Je racontais à mes "Petits" des choses très bizarres au son de l'orgue. Les Chorals du "Petit livre d'orgue" (pas si petit que ça) de J.S. Bach sont brefs et les couleurs qu'ils prennent, les uns après les autres, très variées (j'en ai moi-même travaillé quelques uns en tant qu'organiste). Alors, j'inventais des récits, me laissant porter de choral en choral ; des histoires burlesques ou rêveuses, ou plutôt, les multiples épisodes d'une même histoire... C'est que l'orgue, c'est sensuel "en diable", si je puis dire, c'est parfois céleste et parfois très cru, parfois très doux et chuchotant, parfois violent ou irritant. Une grosse anche, et voilà "Gros Cucul" qui apparaissait, monstre noir et hideux, porteur d'orages et de cataclysmes. Au contraire, une voix céleste ou humaine avec un beau tremblant, et c'était Pégase l'ailé qui portait les deux enfants...

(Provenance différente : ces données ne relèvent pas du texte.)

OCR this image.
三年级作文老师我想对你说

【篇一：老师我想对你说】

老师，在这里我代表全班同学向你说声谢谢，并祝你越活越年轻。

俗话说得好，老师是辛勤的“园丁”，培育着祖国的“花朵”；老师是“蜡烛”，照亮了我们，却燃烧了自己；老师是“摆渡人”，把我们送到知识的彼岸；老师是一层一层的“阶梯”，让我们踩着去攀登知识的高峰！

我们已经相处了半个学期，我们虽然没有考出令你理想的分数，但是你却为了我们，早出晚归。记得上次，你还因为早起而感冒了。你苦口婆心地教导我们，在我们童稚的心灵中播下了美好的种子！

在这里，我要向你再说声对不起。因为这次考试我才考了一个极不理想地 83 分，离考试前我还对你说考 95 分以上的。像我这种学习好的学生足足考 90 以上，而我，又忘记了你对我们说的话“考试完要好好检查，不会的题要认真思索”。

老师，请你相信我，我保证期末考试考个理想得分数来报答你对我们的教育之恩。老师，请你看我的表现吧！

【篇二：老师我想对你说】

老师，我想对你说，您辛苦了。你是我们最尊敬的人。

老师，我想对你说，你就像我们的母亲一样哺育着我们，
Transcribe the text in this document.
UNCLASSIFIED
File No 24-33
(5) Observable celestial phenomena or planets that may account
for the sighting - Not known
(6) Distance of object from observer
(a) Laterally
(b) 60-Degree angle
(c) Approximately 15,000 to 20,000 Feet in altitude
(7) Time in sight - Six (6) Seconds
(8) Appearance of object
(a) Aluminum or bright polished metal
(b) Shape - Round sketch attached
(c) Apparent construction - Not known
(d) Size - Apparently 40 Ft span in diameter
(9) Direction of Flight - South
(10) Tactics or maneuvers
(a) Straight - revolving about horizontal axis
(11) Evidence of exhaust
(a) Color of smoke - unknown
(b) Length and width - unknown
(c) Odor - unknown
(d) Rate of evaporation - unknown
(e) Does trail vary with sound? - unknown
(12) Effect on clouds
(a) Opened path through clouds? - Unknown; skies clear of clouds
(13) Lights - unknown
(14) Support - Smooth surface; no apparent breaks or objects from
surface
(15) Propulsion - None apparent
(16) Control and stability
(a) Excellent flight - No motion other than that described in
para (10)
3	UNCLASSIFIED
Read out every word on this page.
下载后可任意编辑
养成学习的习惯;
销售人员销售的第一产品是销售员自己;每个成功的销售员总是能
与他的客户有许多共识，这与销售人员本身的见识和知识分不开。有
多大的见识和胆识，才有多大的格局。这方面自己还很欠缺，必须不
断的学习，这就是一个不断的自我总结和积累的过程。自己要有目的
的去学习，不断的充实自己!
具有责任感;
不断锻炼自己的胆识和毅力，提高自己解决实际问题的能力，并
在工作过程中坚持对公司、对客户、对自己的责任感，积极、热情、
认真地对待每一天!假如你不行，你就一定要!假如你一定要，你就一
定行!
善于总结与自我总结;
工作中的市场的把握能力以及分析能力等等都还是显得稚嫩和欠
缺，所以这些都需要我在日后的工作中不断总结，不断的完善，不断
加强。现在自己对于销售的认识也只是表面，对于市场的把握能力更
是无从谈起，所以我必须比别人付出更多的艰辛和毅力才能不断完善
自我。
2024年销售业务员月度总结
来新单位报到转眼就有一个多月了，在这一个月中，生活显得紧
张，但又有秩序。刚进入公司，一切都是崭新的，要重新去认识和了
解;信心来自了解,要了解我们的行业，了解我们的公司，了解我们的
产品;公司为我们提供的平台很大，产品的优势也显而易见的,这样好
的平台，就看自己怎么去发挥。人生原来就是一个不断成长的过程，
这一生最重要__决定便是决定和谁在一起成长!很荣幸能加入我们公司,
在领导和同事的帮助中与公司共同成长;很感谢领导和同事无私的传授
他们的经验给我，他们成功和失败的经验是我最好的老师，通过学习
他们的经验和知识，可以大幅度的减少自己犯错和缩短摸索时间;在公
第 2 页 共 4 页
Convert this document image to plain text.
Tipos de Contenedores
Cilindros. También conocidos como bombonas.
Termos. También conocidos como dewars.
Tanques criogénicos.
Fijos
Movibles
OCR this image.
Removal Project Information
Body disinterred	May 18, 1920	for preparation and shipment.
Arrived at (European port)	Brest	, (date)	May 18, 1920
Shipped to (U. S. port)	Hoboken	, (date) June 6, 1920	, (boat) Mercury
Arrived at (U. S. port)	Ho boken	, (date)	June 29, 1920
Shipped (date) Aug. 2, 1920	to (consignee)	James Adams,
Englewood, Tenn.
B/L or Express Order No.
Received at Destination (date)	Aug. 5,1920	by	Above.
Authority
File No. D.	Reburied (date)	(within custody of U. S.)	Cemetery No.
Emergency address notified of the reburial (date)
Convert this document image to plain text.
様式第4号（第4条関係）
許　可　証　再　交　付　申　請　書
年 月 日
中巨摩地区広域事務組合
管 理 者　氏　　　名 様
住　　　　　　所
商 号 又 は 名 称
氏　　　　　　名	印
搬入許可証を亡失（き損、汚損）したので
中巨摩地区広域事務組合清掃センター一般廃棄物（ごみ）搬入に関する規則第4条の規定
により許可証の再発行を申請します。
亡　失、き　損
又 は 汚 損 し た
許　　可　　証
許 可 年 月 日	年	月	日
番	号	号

Mais j'entendais que c'était moi qui les portais, mes deux Petits, quand je contais ces histoires païennes, au son de l'orgue. Je les portais dans cet amnios de la musique et de ma voix, mais aussi je les portais vers l'âge adulte... Comme une traversée sur l'océan de la musique et de la vie. J'étais le guide et rassurais quand l'orgue faisait peur et devenait un ogre, ou bien nous évitions des chausses-trappes que j'avais moi-même creusées... Ou nous glissions ensemble et apaisés sur les divines mares douces ou les rivières paresseuses que la liquidité de la musique faisait naître sous les planches courbées de la coque. Nous écoutions tous trois leurs clapotis d’éternité.
Quoi de plus touchant que de Porter ses Petits ...C'est Beau Merci
Grand merci de votre passage, Betty, bien amicalement à vous ! Oui, porter comme un homme peut porter, en "portant vers", bien entendu... Dans ses bras, et le regard tourné vers le monde.